Saturday, January 29, 2011

Homeschool Science: It's a Pizza Party!

Ah, pizza science. There's nothing better to take away the pre-lunch blues on yet another cold, slushy, grey winter day when nobody wants to leave the house but nobody particularly wants to be at home, either, than baking up a nice, warm, delicious pizza pie.

Especially if it's the four-year-old doing the baking.

While Will spent the morning immersed in a book (her current faves: The Incredible Journey, and yet another series about yet another family that is up to its ears finding homes for yet more foster animals), Syd got out the pizza party science kit that her Grandma Janie gave her for Christmas, and off we went.

First on the docket: yeast is gassy.

Syd measured out 1/4 cup of warm tap water (she even took its temperature, to make sure it was between 95 and 105 degrees), 1/4 teaspoon of sugar, and 1 1/2 tablespoons of yeast, and stirred them together in a small clear bottle. I stretched a balloon out to cover the opening, so that it looked like this:
Then I hid the whole shebang away over in the corner over a heating vent.
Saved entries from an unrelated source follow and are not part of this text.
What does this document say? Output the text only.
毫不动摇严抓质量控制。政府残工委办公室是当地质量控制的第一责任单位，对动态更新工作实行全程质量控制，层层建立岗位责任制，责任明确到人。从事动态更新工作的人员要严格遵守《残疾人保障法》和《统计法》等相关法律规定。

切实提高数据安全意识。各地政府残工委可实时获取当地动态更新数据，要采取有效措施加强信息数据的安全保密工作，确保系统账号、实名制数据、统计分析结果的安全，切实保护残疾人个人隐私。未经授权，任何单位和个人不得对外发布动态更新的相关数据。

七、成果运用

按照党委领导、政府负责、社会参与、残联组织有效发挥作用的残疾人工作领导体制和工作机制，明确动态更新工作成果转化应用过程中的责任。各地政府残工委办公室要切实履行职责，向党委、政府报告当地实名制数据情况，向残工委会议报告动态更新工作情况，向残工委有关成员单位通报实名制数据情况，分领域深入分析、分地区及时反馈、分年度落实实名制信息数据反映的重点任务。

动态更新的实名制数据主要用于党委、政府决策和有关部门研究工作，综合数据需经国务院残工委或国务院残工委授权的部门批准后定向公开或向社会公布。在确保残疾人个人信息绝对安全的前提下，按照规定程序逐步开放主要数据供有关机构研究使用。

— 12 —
Just forget about it for now, okay?

Next, Syd and I mixed up a super-simple pizza dough recipe, and although I don't usually proof my yeast, I did this time, so that Syd could notice, if she wished, that we were putting the same stuff in the dough that we just put in the bottle.

She noticed. Yay.

I also generally use a no-knead bread dough for my daily baking, but I do love to watch little hands kneading bread dough:
 
 
 
 Syd set the yeast to rise and went off to play ponies, and in just a couple of hours the dough was twice its size and...remember the balloon?

The balloon looked like this:
It's this gas that also makes the bread dough rise--yeast eats starch and gives off carbon dioxide, expanding the gluten and yummifying the dough.

Once the dough was sufficiently yummified, Syd rolled it out, put it in a pan (Isn't that a good-sized pan for a personal pan pizza for a four-year-old? I'm now officially on the look-out at thrift stores and yard sales for some little patty pans for the girlies), and added her ingredients of choice--tomato sauce, cheese, and soysage crumbles:

 We baked it, tasted it--
And Chef Sydney declared her lunch to be absolutely perfect.